The majority of studies using all three of these paradigms imply the practical relevance of their work by including mention of memory for child abuse or trauma, therapy or legal proceedings. Although the latter two paradigms overlap somewhat, we treat them separately here because they typically differ both in the procedures used and the outcome data (changes in self‐ratings versus investigator‐based ratings). In order of the amount of explicit suggestion and apparent corroboration provided to participants, these are the following: imagination inflation studies, in which participants are instructed to repeatedly imagine events that have not occurred ‘false feedback’ studies, in which participants are given mainly generic false information suggesting they were likely to have experienced an event and memory implantation studies in which the suggested occurrence of the false event is supported by false testimony from an individual's family members or individually doctored photographs. Three experimental paradigms have been most commonly employed to mimic possible therapy‐inspired distortions to childhood autobiographical memory (Laney & Loftus, 2013 Schacter & Loftus, 2013). The review should be of benefit to researchers, experts testifying in legal settings and psychotherapists attempting to evaluate the status of childhood memories in a therapeutic context. The two aims of this review are to develop a framework for describing the nature of these laboratory‐produced memories and to use this framework to document more precisely what these studies have and have not shown.
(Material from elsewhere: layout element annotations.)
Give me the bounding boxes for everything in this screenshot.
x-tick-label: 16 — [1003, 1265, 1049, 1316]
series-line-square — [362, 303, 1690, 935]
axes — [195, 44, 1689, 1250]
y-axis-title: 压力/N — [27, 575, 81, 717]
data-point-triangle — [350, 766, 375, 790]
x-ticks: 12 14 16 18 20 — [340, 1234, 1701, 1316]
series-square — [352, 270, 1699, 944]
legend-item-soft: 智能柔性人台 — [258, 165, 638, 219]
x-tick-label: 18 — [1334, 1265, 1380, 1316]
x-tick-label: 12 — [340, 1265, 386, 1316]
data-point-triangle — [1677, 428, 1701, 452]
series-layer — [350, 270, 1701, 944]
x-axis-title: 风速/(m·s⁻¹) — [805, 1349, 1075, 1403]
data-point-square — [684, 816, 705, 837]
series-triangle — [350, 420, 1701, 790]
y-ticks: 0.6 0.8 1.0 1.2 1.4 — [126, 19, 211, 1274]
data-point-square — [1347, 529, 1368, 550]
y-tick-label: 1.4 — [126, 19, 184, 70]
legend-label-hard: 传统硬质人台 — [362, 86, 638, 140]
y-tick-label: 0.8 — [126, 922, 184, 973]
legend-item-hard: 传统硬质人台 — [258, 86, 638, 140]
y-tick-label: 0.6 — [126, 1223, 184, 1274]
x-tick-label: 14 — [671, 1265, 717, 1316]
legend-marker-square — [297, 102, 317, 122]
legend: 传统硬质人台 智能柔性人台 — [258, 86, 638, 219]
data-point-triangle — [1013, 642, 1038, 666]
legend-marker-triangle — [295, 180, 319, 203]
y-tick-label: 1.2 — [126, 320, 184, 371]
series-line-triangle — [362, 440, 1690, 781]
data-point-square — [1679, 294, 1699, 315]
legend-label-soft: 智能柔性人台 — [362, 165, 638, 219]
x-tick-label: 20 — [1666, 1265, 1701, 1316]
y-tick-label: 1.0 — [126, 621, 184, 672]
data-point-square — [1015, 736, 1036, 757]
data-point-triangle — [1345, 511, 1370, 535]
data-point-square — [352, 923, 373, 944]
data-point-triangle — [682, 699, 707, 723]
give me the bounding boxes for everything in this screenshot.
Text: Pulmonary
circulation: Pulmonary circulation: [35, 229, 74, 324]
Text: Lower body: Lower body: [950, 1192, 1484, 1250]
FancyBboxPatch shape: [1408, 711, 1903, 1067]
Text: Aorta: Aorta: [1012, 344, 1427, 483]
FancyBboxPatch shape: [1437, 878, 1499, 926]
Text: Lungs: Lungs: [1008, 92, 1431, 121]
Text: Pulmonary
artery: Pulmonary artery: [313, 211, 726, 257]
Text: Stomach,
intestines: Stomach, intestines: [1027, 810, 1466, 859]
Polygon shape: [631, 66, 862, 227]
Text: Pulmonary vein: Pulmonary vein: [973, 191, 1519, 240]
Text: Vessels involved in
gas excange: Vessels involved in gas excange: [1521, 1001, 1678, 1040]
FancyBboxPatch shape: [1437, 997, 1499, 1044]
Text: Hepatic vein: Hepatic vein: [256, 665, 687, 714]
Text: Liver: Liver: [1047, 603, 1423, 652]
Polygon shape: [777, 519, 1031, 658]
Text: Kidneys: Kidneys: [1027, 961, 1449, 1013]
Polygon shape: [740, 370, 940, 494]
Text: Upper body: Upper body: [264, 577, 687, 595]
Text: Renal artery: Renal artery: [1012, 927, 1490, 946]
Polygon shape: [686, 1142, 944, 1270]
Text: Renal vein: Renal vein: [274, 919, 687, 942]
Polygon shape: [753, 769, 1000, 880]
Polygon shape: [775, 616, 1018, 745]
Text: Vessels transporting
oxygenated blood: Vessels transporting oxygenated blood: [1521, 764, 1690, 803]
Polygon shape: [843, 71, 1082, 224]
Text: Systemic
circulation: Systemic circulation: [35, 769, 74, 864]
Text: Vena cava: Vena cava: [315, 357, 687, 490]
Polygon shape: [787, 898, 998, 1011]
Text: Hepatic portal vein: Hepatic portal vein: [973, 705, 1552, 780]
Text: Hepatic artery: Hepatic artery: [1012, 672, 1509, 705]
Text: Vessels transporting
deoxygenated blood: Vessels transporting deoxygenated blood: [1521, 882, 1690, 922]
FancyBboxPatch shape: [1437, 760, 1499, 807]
Making memories professional#
This may explain why to date there have been no systematic reviews of the research on creating false childhood memories in adults despite undoubted professional and public interest in the topic, as illustrated by a recent special issue of Applied Cognitive Psychology titled ‘Reshaping memories through conversations: Considering the influence of others on historical memories of abuse’. Although the success of these experiments has been widely accepted, summarising their results accurately is complex because different paradigms and memory measures have been employed, and the findings have been very variable. Subsequently, experiments were designed that showed false memories of childhood events could be created under laboratory conditions. The possibility was raised that a variety of suggestive therapeutic techniques could create illusory memories of abuse having happened. The early 1990s saw a well‐documented concern that some psychotherapy patients might be wrongly convinced by their therapists that they had experienced sexual abuse in childhood and recover corresponding memories of events that had not occurred (Lindsay & Read, 1994 Loftus, 1993). © 2016 The Authors Applied Cognitive Psychology Published by John Wiley & Sons Ltd. Recommendations are made for presenting the results of these studies in courtroom settings.

The data emphasise the complex judgements involved in distinguishing real from imaginary recollections and caution against accepting investigator‐based ratings as necessarily corresponding to participants' self‐reports. We conclude that susceptibility to false memories of childhood events appears more limited than has been suggested.
Making memories full#
In memory implantation studies, some recollective experience for the suggested events is induced on average in 47% of participants, but only in 15% are these experiences likely to be rated as full memories.

Imagination inflation and false feedback studies increase the belief that a suggested event occurred by a small amount such that events are still thought unlikely to have happened. Using a framework that distinguishes autobiographical belief, recollective experience, and confidence in memory, we review three major paradigms used to suggest false childhood events to adults: imagination inflation, false feedback and memory implantation.